Die Verfügbarkeit inklusiver sowie spezifischer Angebote in der Jugendhilfe ist ausbaufähig. Jedoch besteht dazu eine gesetzliche Verpflichtung. Denn gemäß § 9 des Sozialgesetzbuches sind „die unterschiedlichen Lebenslagen von Mädchen, Jungen sowie transidenten, nichtbinären und intergeschlechtlichen jungen Menschen zu berücksichtigen, Benachteiligungen abzubauen und die Gleichberechtigung der Geschlechter zu fördern.“1

Als Mitarbeitende können Sie hier für junge trans* und nicht-binäre Menschen viel bewirken. Wo immer und wann möglich, sollten die Bedürfnisse von trans* und nicht-binären Kindern und Jugendlichen bereits bei der Planung eines Angebots mitbedacht werden. 

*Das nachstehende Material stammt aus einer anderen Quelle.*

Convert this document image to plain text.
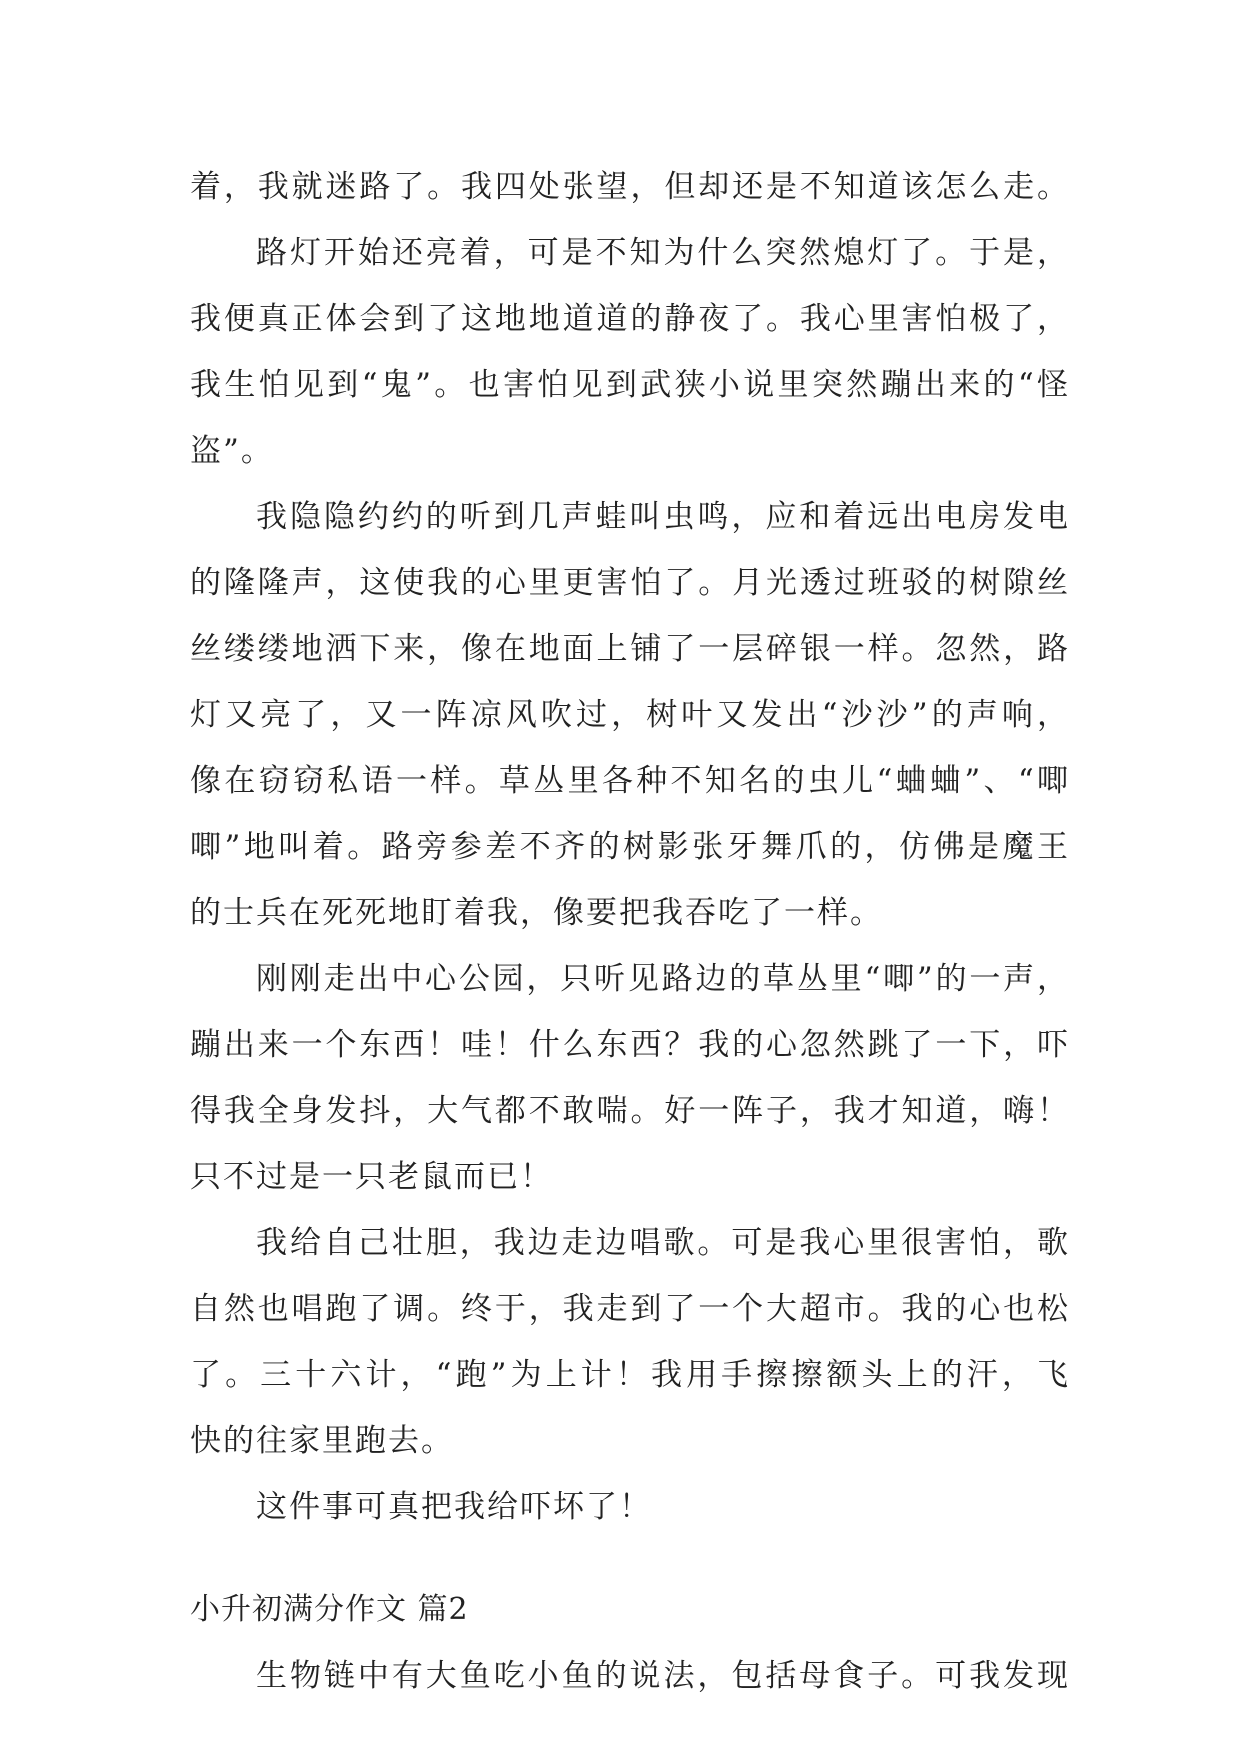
着，我就迷路了。我四处张望，但却还是不知道该怎么走。
路灯开始还亮着，可是不知为什么突然熄灯了。于是，
我便真正体会到了这地地道道的静夜了。我心里害怕极了，
我生怕见到“鬼”。也害怕见到武狭小说里突然蹦出来的“怪
盗”。
我隐隐约约的听到几声蛙叫虫鸣，应和着远出电房发电
的隆隆声，这使我的心里更害怕了。月光透过班驳的树隙丝
丝缕缕地洒下来，像在地面上铺了一层碎银一样。忽然，路
灯又亮了，又一阵凉风吹过，树叶又发出“沙沙”的声响，
像在窃窃私语一样。草丛里各种不知名的虫儿“蛐蛐”、“唧
唧”地叫着。路旁参差不齐的树影张牙舞爪的，仿佛是魔王
的士兵在死死地盯着我，像要把我吞吃了一样。
刚刚走出中心公园，只听见路边的草丛里“唧”的一声，
蹦出来一个东西！哇！什么东西？我的心忽然跳了一下，吓
得我全身发抖，大气都不敢喘。好一阵子，我才知道，嗨！
只不过是一只老鼠而已！
我给自己壮胆，我边走边唱歌。可是我心里很害怕，歌
自然也唱跑了调。终于，我走到了一个大超市。我的心也松
了。三十六计，“跑”为上计！我用手擦擦额头上的汗，飞
快的往家里跑去。
这件事可真把我给吓坏了！
小升初满分作文 篇2
生物链中有大鱼吃小鱼的说法，包括母食子。可我发现
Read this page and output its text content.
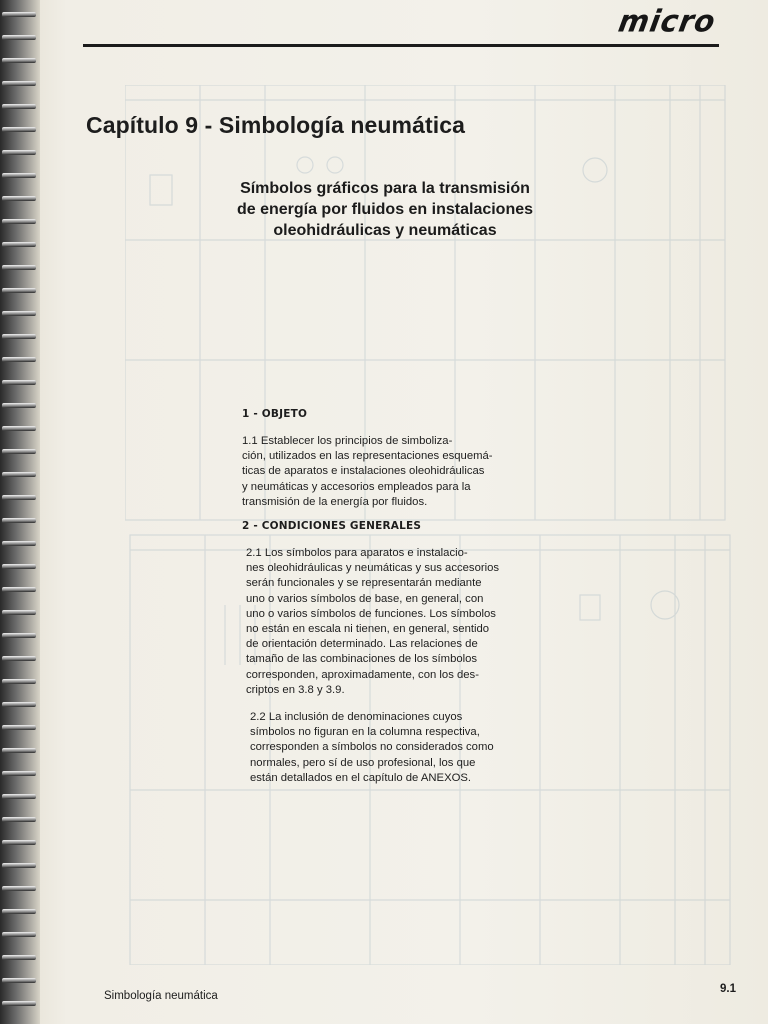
micro
Capítulo 9 - Simbología neumática
Símbolos gráficos para la transmisión
de energía por fluidos en instalaciones
oleohidráulicas y neumáticas
1 - OBJETO
1.1 Establecer los principios de simboliza-
ción, utilizados en las representaciones esquemá-
ticas de aparatos e instalaciones oleohidráulicas
y neumáticas y accesorios empleados para la
transmisión de la energía por fluidos.
2 - CONDICIONES GENERALES
2.1 Los símbolos para aparatos e instalacio-
nes oleohidráulicas y neumáticas y sus accesorios
serán funcionales y se representarán mediante
uno o varios símbolos de base, en general, con
uno o varios símbolos de funciones. Los símbolos
no están en escala ni tienen, en general, sentido
de orientación determinado. Las relaciones de
tamaño de las combinaciones de los símbolos
corresponden, aproximadamente, con los des-
criptos en 3.8 y 3.9.
2.2 La inclusión de denominaciones cuyos
símbolos no figuran en la columna respectiva,
corresponden a símbolos no considerados como
normales, pero sí de uso profesional, los que
están detallados en el capítulo de ANEXOS.
Simbología neumática
9.1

Sofern dies nicht (mehr) möglich ist, sollte ein Prozess der Sensibilisierung nicht auf dem Rücken der ersten geouteten trans* oder nicht-binären Person ausgetragen werden. Vielmehr liegt es an Einrichtungen und Trägern der Jugendhilfe, sich aktiv mit geschlechtlicher Vielfalt auseinanderzusetzen. Vielleicht gibt es in einer Ihrer Gruppen bereits eine trans* oder nicht-binäre Person, deren äußeres Coming-out noch bevorsteht.

Wo fange ich an?

Ein guter Ausgangspunkt kann die Auseinandersetzung mit folgenden Grundsätzen sein:

  • Trans* und nicht-binäre Personen sind allgegenwärtig, auch wenn sie nicht immer sichtbar sind. Trans* ist kein exotisches Sonderthema, das es abzuhaken gilt. Vielmehr sollte die Realität von trans* und nicht-binären Menschen in jeder Situation gleichwertig mitgedacht werden.
  • Akzeptanz gegenüber der Vielfalt von Geschlecht und Identität sollte ein zentraler Punkt der eigenen pädagogischen Haltung sein. Dies hat nicht nur mit gutem Willen zu tun: Ein Prozess, in dem Kompetenzen zu trans* Themen erlernt werden, ist notwendig.
  • Das Aufbrechen von Stereotypen kommt allen Kindern und Jugendlichen zugute. Ein nicht-binäres Denken und das Hinterfragen hetero- und cis-normativer Denkstrukturen können helfen, gewohnte Vorstellungen von Geschlecht und Sexualität und das eigene Verhalten zu hinterfragen. Dies eröffnet Entwicklungsspielräume für alle Kinder und Jugendlichen und ermöglicht es, Respekt füreinander zu entwickeln.

Fragen zu Beginn

Wenn Sie Ihre Einrichtung trans*sensibler gestalten möchten, können zudem folgende Überlegungen hilfreich sein: 

  • Wie inklusiv ist unser Angebot wirklich? 
  • Was fällt mir auf, wenn ich unsere Einrichtung aus den Augen einer ungeouteten neuen Bewohner*in begehe? Woher weiß die Person, mit wem sie über das Thema sprechen kann? Was für Dekoration und Material ist in unserer Einrichtung vorhanden?
  • Wie sprechen wir? Können bestimmte Formulierungen vermieden oder inklusiver gestaltet werden? Wo und wie lässt sich eine gendersensible Sprache in der alltäglichen Kommunikation anwenden?
  • Wie kann ich meine Solidarität zeigen und deutlich machen, dass ich queeren Themen gegenüber aufgeschlossen bin?
  • Wer macht noch mit? Kann ich Kolleg*innen einbeziehen? 
  • Hätten wir die nötige Kompetenz, eine queere Wohngruppe zu gründen? Welche Anforderungen und Präferenzen junger trans* und nicht-binärer Menschen gilt es bei der Gründung eines solchen Angebotes zu achten? 
  • Wie bilde ich mich weiter? Welche externen Fachstellen zum Thema trans* und nicht-binär könnte ich aufsuchen? 
  • Wo bekomme ich weitere Unterstützung? Wohin kann ich Kinder und Jugendliche bei Beratungsbedarf zur eigenen Geschlechtlichkeit verweisen? Gibt es queere oder trans* Beratungsangebote in meiner Nähe? 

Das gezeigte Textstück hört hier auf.